Cette bascule s’inscrit dans une tendance de fond. D’après le Forum économique mondial, jusqu’à 92 millions d’emplois pourraient disparaître d’ici 2030 sous l’effet de l’automatisation. En parallèle, de nouveaux métiers émergent, plus qualifiés et souvent mieux rémunérés.

Former pour ne pas décrocher

Le véritable enjeu n’est pas la simple substitution, mais la transition des compétences à grande échelle. Les fonctions de support les plus exposées doivent évoluer vers des rôles de pilotage d’IA, d’analyse de données ou d’orchestration des processus. La formation continue devient une condition de compétitivité.

Les entreprises qui réussissent articulent trois leviers. Elles investissent dans des plateformes d’IA robustes, conçoivent des parcours de reskilling ciblés et mesurent l’impact via des KPI clairs, dont satisfaction client et time-to-value. L’équilibre entre automatisation et humain se pilote, il ne s’improvise pas.
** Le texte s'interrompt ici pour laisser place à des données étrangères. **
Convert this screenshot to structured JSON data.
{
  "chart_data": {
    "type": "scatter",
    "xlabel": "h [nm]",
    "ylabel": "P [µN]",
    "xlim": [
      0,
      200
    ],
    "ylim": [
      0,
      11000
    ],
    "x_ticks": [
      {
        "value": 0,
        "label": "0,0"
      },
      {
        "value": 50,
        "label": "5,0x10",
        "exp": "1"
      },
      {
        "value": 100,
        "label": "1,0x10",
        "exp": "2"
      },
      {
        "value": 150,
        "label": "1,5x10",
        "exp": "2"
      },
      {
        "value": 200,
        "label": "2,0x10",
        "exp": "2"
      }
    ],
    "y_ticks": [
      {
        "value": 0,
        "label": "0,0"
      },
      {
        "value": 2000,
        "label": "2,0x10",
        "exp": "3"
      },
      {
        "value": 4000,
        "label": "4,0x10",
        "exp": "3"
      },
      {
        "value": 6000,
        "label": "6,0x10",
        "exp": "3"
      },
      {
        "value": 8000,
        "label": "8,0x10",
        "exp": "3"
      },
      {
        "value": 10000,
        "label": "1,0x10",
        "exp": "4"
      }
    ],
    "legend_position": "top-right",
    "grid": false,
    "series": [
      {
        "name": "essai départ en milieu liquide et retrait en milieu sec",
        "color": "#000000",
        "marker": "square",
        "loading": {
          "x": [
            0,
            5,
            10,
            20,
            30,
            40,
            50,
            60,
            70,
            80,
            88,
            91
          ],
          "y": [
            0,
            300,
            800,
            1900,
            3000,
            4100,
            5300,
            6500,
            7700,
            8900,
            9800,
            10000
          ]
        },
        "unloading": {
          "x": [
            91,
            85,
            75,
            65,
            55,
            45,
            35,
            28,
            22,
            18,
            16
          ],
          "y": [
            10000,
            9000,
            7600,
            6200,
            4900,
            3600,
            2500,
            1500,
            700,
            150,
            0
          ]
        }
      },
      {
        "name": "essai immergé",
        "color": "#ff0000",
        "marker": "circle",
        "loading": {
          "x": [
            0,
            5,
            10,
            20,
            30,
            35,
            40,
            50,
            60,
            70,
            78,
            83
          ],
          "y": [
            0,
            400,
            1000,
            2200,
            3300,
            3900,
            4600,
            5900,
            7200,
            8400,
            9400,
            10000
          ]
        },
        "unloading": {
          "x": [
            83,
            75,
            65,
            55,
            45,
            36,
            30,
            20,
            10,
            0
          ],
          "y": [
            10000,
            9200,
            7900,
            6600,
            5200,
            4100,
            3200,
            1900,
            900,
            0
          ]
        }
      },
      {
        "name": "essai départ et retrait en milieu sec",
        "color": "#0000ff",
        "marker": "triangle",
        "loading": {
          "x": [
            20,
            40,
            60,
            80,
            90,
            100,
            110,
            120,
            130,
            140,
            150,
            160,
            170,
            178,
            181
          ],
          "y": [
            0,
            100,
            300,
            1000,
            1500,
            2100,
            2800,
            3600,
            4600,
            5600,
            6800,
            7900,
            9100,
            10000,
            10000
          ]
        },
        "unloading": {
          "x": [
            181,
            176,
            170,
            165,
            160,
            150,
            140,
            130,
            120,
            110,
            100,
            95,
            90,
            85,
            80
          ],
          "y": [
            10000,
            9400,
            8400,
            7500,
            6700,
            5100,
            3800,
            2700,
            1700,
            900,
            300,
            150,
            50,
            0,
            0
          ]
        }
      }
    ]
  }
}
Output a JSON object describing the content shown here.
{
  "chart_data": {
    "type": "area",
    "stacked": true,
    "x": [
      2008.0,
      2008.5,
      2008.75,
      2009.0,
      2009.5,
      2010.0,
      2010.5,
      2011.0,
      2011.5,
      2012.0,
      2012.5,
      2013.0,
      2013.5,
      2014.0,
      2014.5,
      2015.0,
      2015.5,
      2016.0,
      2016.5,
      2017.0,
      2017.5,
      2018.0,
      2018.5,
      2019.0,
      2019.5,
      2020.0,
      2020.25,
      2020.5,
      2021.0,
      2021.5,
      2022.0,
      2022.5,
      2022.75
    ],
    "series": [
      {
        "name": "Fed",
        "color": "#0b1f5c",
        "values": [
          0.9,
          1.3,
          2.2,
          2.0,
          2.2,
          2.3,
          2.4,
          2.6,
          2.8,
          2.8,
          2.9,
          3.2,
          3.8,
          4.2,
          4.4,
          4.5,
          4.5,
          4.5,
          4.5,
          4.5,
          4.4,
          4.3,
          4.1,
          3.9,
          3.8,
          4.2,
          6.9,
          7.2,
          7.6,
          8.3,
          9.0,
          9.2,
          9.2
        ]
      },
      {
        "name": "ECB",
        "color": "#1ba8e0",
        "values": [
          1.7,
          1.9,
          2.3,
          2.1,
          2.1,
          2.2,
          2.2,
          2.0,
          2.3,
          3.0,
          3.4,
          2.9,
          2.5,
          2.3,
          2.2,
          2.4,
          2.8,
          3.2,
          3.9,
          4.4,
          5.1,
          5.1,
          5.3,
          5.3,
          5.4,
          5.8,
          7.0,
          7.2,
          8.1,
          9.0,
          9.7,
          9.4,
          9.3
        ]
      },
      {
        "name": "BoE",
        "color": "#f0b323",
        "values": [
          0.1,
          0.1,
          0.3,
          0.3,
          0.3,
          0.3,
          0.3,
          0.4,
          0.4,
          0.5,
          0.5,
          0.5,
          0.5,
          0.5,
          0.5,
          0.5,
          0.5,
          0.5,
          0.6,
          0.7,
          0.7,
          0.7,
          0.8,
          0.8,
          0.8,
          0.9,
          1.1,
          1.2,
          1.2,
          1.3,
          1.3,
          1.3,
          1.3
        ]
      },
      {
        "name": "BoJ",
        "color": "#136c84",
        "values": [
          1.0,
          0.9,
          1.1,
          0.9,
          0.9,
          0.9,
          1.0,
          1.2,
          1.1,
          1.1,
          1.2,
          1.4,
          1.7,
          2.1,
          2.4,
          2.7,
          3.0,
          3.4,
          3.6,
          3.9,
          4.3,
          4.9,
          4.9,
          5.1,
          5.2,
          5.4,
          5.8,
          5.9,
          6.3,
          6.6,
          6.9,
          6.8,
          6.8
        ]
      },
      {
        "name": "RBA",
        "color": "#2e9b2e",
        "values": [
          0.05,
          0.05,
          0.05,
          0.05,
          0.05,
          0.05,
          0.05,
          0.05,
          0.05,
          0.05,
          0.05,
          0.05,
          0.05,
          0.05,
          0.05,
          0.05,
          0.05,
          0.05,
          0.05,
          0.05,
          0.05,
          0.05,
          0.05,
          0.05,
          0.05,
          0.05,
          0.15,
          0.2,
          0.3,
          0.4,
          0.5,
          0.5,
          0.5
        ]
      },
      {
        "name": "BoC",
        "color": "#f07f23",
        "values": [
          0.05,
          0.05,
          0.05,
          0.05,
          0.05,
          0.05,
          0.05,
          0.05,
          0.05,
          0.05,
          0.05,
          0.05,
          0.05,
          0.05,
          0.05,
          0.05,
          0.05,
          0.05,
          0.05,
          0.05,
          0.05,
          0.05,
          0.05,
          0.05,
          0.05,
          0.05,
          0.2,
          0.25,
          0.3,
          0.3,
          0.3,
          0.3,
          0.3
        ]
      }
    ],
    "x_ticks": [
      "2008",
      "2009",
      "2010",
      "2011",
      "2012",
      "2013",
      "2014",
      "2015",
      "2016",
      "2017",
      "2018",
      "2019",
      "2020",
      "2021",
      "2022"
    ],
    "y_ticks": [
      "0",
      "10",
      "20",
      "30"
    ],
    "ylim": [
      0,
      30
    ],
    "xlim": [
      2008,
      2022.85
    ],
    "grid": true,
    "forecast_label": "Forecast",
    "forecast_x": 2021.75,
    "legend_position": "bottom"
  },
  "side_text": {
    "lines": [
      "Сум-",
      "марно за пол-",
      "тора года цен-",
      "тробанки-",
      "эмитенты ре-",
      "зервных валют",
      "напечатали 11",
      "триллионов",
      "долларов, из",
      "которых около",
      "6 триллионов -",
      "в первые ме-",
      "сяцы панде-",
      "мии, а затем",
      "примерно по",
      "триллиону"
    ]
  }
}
Ce que les dirigeants peuvent retenir

L’expérience d’IBM offre plusieurs enseignements. L’IA n’est pas une fin en soi, mais un multiplicateur de capacité quand l’organisation réoriente ses talents. Les suppressions d’hier peuvent financer les croissances de demain si l’on accélère sur le recrutement et la montée en compétences.

  • Automatiser pour libérer du budget, puis réallouer vers des activités à forte marge.
  • Mettre l’humain au centre des cas d’usage à fort enjeu relationnel.
  • Outiller la gouvernance de l’IA pour gérer les risques et l’éthique.

Au fond, l’histoire récente d’IBM illustre une réalité désormais visible partout. L’IA ne remplace pas le travail, elle le redistribue. Les organisations capables de transformer des licenciements en tremplin d’investissement s’ouvrent des perspectives durables. Celles qui négligent la formation et la gouvernance risquent l’angle mort de l’efficacité : un progrès technique sans progrès humain.